Some statistics of messages from the telegram chat, and bot with transformer, trained on this data.
Model was copied from https://github.com/bernhard-pfann/lad-gpt
chat_analysis folder contains templates for telegram chat history statistics. It is devided on messages and words statistics with frequancies of various indicators and visualizations. And also:
-
Script for telegram chat history converter from json to csv, but it doesn't save messages with all media types, except stickers, or without text and answers on these messages.
-
If there are few chat histories for different periods, they can be united to one csv file.
-
Text embeddings generation with transformers model for futher clustering.
-
Applying different clustering algorithms and selecting the most valid.
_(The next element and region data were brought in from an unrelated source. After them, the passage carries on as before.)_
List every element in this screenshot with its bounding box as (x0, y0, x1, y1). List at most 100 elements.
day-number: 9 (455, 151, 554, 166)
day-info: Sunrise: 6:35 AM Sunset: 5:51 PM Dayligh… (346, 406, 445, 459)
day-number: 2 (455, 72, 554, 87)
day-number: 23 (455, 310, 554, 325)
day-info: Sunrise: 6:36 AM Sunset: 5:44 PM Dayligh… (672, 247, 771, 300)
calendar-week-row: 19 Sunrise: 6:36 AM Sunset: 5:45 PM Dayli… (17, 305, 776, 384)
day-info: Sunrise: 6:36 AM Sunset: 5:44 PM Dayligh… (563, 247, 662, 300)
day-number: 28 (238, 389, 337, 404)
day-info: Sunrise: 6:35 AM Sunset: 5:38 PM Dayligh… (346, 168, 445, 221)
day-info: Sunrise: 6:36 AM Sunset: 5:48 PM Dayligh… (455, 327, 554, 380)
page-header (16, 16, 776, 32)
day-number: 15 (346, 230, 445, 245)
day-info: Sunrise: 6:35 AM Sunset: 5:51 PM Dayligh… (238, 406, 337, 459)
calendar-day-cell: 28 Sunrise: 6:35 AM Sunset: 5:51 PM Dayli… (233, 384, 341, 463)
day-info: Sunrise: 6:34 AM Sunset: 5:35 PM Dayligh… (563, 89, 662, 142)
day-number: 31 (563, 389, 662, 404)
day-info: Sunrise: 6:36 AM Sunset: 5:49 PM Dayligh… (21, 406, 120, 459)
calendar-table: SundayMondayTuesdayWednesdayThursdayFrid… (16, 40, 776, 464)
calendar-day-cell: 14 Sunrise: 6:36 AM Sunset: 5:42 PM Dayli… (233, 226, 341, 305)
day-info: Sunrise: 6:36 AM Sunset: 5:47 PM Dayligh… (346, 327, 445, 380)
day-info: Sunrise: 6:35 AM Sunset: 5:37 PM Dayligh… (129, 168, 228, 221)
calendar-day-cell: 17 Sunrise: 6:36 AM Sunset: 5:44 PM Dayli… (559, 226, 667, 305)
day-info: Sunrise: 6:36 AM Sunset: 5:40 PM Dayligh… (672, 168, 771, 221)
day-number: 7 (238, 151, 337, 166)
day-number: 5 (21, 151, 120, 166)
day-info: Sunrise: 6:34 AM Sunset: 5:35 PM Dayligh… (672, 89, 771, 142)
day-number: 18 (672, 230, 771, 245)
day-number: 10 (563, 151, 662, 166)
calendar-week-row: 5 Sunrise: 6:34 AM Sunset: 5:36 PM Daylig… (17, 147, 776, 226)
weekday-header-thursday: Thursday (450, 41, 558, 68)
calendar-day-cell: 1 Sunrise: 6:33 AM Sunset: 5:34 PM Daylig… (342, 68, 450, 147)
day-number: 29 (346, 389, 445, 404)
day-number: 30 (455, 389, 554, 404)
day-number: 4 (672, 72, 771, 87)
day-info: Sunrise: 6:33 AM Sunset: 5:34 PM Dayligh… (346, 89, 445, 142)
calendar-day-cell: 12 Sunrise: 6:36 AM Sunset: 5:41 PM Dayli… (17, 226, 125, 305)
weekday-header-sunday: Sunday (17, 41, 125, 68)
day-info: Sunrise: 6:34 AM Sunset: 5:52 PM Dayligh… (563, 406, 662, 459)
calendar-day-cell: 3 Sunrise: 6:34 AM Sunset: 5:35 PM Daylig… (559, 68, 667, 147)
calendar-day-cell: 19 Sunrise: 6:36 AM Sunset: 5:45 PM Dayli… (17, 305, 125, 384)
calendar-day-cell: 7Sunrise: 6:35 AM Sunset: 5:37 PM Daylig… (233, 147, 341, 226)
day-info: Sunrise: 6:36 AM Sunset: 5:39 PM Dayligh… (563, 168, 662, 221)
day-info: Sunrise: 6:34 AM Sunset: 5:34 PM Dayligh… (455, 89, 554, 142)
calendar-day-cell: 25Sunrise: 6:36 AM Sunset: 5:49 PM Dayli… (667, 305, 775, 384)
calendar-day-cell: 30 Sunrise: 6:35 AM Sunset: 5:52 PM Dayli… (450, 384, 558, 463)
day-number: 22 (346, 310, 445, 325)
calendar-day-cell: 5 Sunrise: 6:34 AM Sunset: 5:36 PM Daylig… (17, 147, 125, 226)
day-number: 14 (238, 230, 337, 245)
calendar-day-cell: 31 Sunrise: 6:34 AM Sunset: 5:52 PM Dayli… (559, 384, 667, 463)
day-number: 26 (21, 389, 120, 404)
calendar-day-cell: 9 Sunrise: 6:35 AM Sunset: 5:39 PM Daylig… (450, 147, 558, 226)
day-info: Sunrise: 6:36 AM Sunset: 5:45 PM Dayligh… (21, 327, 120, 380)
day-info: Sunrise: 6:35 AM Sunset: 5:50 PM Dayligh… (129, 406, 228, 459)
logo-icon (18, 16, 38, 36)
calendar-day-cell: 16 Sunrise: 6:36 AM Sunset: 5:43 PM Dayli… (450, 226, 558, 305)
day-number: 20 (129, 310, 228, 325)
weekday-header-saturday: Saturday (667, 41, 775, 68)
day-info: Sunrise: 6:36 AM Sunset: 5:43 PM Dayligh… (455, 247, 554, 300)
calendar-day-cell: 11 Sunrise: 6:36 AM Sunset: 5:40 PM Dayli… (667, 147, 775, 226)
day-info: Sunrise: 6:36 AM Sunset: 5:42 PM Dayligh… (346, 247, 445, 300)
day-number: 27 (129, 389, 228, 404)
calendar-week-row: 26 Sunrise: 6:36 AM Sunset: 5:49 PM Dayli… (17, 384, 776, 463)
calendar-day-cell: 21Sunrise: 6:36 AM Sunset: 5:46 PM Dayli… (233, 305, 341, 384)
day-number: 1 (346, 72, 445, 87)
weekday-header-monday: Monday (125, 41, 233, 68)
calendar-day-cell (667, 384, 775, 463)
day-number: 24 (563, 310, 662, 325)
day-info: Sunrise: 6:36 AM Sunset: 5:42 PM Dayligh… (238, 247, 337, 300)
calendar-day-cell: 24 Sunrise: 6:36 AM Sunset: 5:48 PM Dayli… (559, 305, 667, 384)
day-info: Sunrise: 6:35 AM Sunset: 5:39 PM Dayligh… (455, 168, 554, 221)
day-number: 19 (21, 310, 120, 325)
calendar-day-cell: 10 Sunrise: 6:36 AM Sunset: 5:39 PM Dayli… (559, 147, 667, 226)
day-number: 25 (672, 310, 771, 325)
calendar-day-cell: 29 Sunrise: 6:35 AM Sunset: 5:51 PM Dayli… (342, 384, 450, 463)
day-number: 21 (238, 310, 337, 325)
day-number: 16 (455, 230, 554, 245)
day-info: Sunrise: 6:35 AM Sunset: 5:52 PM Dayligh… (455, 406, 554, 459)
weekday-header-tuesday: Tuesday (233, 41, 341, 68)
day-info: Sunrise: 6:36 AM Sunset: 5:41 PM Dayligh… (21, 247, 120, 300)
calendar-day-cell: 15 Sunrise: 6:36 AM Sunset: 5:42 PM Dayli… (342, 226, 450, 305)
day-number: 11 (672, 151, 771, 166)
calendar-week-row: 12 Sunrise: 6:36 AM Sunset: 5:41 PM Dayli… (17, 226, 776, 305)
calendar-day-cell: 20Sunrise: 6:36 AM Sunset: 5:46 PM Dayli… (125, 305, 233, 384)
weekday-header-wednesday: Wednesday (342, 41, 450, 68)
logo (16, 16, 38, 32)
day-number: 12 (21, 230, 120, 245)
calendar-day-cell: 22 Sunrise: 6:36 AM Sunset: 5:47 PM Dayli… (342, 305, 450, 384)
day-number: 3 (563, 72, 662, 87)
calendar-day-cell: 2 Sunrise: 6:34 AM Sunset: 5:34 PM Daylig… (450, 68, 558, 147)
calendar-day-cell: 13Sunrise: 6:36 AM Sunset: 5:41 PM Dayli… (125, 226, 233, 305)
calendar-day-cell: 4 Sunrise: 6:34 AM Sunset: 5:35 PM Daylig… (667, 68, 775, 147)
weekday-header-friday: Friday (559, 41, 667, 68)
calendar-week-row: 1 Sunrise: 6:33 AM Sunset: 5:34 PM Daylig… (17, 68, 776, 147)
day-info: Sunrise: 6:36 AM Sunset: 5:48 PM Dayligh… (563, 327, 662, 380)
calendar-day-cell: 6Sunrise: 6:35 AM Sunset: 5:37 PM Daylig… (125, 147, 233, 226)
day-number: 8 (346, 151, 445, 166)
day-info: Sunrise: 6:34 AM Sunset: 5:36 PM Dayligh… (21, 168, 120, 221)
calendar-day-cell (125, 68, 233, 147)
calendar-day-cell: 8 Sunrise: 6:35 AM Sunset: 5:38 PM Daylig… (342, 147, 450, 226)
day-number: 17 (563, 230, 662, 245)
Hyperparameters tuning, printing messages and words, visualizing wordclouds for each cluster and scatterplot of embeddings's 2D projections with 4 variant of algorithms for dimensionality reduction (PCA, tSNE, PCA + tSNE and UMAP). Applying cuml for faster algorithms сonvergence (on GPU).
chat_bot
-
Transformer model with hyperparameters in config and training on random generated butches with learning rate schedule..
-
Asynchonous telegram chat bot for chatting with contacts (members) from chat. There is simple sqlalchemy database, user roles in dialogue, context saves and optional number of answers from bot (default is 5).